FINANCE

IMF: Ekonomi Global Hadapi Ujian Terberat Pasca Perang Dunia

IMF memangkas outlook ekonomi global tahun ini.

IMF: Ekonomi Global Hadapi Ujian Terberat Pasca Perang DuniaShutterstock/Bumble Dee
Follow Fortune Indonesia untuk mendapatkan informasi terkini. Klik untuk follow WhatsApp Channel & Google News

Jakarta, FORTUNE – Dana Moneter Internasional (IMF) kembali memperingatkan soal kondisi perekonomian global yang bergejolak saat ini. Bahkan, Direktur Pelaksana IMF, Kristalina Georgieva, mengatakan ekonomi dunia kini menghadapi ujian terberat sejak Perang Dunia Kedua.

“Kita menghadapi potensi pertemuan bencana,” begitu pernyataan Georgieva dalam acara World Economic Forum di Davos, Swiss, Senin (23/5), seperti dikutip dari CNN Business. Dia mewanti-wanti soal invasi Rusia ke Ukraina yang telah memperparah efek pandemi Covid-19, dan memperberat ikhtiar pemulihan ekonomi. Krisis geopolitik itu turut menyebabkan indeks harga barang atau inflasi naik, terutama dari komponen makanan dan bahan bakar.
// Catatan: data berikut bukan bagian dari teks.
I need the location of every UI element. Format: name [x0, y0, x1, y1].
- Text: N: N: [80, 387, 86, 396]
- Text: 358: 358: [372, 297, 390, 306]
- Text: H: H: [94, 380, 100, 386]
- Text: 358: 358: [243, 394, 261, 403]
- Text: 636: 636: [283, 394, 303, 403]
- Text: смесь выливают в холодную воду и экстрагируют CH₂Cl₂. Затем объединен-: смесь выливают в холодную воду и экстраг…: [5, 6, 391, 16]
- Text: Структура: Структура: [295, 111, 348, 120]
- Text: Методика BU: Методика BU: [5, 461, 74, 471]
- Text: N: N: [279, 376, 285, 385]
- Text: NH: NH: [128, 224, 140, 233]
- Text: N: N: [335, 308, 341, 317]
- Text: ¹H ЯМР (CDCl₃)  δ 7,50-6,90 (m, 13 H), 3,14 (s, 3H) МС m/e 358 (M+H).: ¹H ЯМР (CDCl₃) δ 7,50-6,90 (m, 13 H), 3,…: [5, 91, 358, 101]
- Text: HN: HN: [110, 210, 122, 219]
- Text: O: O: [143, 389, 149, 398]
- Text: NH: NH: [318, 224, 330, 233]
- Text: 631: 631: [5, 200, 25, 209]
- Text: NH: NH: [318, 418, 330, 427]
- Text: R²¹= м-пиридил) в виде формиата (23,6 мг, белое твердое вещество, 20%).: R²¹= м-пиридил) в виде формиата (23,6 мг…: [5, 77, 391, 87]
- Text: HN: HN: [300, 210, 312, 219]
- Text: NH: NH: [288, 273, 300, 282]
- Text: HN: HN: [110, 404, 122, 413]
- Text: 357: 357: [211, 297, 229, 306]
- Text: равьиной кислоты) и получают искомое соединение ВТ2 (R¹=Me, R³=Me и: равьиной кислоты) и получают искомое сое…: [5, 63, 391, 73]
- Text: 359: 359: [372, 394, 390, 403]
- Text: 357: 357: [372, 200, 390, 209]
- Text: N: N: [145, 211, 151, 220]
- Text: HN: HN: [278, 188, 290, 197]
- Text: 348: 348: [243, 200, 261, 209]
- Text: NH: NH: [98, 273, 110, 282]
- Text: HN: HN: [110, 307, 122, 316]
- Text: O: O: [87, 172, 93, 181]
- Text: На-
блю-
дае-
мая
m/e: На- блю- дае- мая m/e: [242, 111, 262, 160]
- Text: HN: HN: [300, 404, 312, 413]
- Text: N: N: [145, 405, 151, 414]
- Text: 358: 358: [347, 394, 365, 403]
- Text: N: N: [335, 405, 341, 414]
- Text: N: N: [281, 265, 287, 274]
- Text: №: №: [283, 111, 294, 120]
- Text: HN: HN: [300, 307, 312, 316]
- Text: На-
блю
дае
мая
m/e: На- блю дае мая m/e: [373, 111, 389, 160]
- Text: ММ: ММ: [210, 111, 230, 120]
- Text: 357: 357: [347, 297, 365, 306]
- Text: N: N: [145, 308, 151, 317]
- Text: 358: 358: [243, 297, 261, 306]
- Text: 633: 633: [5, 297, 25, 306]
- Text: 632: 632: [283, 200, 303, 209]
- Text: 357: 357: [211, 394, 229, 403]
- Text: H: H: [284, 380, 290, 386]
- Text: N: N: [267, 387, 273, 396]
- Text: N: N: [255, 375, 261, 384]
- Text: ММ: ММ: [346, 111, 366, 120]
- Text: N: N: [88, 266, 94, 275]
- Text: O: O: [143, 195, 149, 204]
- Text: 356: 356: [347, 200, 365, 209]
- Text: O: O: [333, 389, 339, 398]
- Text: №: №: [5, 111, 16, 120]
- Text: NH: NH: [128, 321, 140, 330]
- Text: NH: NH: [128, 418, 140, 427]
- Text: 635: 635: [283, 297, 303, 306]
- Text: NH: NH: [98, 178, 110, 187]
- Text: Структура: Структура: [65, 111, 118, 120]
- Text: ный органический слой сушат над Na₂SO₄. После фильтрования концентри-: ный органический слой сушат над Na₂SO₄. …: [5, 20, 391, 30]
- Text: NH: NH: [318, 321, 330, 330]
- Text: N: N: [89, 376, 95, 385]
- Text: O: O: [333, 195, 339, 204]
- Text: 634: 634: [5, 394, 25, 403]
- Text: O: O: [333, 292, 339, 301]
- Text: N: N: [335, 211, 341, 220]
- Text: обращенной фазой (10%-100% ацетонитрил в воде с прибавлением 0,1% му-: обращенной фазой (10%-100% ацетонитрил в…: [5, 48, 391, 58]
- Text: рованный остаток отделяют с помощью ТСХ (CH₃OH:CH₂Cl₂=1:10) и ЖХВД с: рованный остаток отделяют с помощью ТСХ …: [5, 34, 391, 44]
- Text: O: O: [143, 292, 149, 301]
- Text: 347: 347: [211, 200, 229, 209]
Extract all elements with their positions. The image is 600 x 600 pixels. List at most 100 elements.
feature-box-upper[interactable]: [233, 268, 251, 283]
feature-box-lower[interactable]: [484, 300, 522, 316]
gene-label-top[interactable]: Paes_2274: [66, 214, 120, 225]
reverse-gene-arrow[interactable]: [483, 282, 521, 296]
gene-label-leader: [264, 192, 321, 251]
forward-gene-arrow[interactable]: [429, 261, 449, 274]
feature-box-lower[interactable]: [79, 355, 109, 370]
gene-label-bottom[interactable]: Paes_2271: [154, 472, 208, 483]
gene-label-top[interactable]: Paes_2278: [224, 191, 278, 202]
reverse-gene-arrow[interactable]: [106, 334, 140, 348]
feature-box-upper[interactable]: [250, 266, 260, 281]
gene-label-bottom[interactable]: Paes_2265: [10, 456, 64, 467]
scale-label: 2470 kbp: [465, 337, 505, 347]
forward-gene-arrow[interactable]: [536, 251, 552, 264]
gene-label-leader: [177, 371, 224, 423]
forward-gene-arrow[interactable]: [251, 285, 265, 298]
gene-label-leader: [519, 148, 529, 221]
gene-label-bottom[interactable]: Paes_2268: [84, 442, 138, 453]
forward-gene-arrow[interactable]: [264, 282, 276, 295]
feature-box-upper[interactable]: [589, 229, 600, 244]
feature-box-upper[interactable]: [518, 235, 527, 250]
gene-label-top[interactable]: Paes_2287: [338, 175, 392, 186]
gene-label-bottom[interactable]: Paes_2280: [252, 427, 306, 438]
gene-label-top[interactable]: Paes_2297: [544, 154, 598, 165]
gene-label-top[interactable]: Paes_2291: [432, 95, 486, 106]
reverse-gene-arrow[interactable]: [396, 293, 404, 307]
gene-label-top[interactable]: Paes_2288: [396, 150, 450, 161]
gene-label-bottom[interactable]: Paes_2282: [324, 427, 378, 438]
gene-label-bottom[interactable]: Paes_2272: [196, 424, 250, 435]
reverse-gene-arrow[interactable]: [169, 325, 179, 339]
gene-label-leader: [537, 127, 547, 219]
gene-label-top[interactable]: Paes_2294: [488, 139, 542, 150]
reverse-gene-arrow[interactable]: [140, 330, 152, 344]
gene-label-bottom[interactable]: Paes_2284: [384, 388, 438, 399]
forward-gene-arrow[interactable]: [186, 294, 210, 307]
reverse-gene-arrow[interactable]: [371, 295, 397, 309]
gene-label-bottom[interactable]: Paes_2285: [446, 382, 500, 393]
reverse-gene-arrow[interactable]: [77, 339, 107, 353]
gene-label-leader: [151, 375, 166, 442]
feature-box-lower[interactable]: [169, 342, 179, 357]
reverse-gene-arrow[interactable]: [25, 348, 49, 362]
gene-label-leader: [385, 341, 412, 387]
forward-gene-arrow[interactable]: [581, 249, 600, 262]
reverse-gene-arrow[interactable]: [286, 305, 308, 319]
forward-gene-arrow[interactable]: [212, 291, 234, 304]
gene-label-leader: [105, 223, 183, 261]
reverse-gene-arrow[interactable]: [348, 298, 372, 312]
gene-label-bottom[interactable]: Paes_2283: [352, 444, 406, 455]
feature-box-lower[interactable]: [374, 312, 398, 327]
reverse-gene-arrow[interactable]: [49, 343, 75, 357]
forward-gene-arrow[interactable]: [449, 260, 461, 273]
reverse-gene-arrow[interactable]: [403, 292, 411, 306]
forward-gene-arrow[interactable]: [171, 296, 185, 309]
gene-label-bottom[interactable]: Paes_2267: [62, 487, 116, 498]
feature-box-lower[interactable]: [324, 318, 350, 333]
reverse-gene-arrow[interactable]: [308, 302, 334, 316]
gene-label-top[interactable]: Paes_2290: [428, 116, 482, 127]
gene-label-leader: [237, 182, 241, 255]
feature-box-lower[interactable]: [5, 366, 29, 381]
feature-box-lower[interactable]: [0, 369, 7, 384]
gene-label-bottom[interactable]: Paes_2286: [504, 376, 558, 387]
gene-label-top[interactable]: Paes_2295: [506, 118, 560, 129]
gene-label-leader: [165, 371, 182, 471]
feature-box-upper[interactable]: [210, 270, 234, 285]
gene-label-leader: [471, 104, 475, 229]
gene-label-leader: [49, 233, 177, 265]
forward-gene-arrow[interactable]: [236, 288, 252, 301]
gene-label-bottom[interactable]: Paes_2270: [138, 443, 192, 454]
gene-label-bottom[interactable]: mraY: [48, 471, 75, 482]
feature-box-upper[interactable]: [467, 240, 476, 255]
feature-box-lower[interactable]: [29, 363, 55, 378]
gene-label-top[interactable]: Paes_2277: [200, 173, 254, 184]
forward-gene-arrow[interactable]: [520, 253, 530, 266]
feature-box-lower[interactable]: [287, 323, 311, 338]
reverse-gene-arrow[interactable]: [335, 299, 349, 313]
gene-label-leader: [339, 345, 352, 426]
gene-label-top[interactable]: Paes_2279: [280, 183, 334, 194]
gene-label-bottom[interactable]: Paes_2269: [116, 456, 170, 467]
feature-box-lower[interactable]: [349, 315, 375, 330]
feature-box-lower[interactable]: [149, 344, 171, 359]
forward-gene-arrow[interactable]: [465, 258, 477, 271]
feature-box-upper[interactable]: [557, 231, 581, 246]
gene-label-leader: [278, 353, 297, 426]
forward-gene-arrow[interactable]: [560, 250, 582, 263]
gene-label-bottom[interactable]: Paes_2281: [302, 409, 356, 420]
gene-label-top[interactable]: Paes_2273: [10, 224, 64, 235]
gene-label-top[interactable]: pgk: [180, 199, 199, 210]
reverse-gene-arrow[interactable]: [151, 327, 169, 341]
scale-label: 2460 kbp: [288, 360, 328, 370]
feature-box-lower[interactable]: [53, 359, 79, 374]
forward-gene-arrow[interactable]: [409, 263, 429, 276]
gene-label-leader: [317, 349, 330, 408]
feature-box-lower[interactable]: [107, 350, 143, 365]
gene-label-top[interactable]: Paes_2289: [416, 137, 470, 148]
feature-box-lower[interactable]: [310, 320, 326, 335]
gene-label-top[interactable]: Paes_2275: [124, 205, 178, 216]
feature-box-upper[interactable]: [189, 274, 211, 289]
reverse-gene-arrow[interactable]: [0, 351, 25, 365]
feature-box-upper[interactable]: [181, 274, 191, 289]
Di sisi lain, kenaikan suku bunga acuan disinyalir bakal menambah tekanan, baik pada negara, perusahaan, maupun rumah tangga dengan jumlah utang yang besar. Pasar yang mengalami turbulensi serta kendala rantai pasok menimbulkan risiko pula.

Sebelumnya, IMF dalam laporan bertajuk War Slows Recovery April 2022, memberikan catatan khusus soal perang di Ukraina yang akan mengakibatkan perlambatan ekonomi global. Lembaga ini memangkas outlook ekonomi tahun ini menjadi 3,6 persen, atau turun 0,8 poin persentase dari prediksi pada Januari. Sedangkan, ekonomi global tahun lalu ditaksir tumbuh 6,1 persen.

IMF lantas menyerukan para pemerintah negara dunia dan pemimpin bisnis untuk membahas mengenai penurunan hambatan perdagangan.

Meski demikian, yang terjadi justru sebaliknya. India, misalnya, baru-baru ini menyetop ekspor gandum. Sedangkan, Indonesia bulan lalu sempat melarang ekspor minyak kelapa sawit (crude palm oil/CPO). Namun, Senin (23/5), pemerintah Indonesia kembali membuka keran ekspor komoditas tersebut.

Sementara itu, Amerika Serikat dikabarkan tengah dalam kondisi ekonomi terburuk, bahkan terancam mengalami resesi atau pertumbuhan ekonomi negatif. Lalu, ekonomi Cina kembali terdampak oleh karantina wilayah untuk mengendalikan COVID-19.

Dampak ke Indonesia

Ilustrasi global bondShutterstock/createjobs51

Menteri Keuangan Sri Mulyani Indrawati, dalam konferensi pers APBN KiTA, menyatakan saat ini terdapat tiga risiko yang mengancam ekonomi global, termasuk Indonesia, yakni inflasi tinggi, suku bunga, dan potensi ekonomi yang melemah.

“Tiga hal ini akan mempengaruhi environment ekonomi seluruh dunia termasuk Indonesia,” ujar Sri Mulyani, Senin (23/5), seperti dikutip dari Antara.

Invasi Rusia ke Ukraina telah menyebabkan lonjakan harga energi dan pangan yang penting bagi pemulihan dan masyarakat, kata Sri Mulyani. Di antaranya: gas alam, batu bara, minyak mentah, CPO, dan gandum.

Pada gilirannya, situasi tersebut mengakibatkan inflasi tinggi di sejumlah negara. Sebagai misal, Rusia mengalami inflasi 17,8 persen, Brazil 12,1 persen, AS 8,3 persen, Inggris 9 persen, Meksiko 7,7 persen, dan India 7,8 persen.

Sedangkan di Indonesia, inflasi tahunan pada April mencapai 3,47 persen, atau naik dari 1,42 persen pada periode sama 2021, berdasarkan data Badan Pusat Statistik (BPS). “Inflasi masih kami kendalikan karena tidak semua kenaikan harga dunia dirasayakan oleh rakyat. Tentu akibatnya kami harus memberikan subsidi,” ujarnya.

Sejumlah negara juga harus menyesuaikan kebijakan moneternya demi merepons tren inflasi. Rusia, misalnya, telah menaikkan suku bunga acuan sebesar 975 basis poin (bps) sejak 2021. Saat ini, tingkat suku bunga Rusia mencapai 17 persen. Sedangkan, suku bunga acuan di Brasil mencapai 12,75 persen.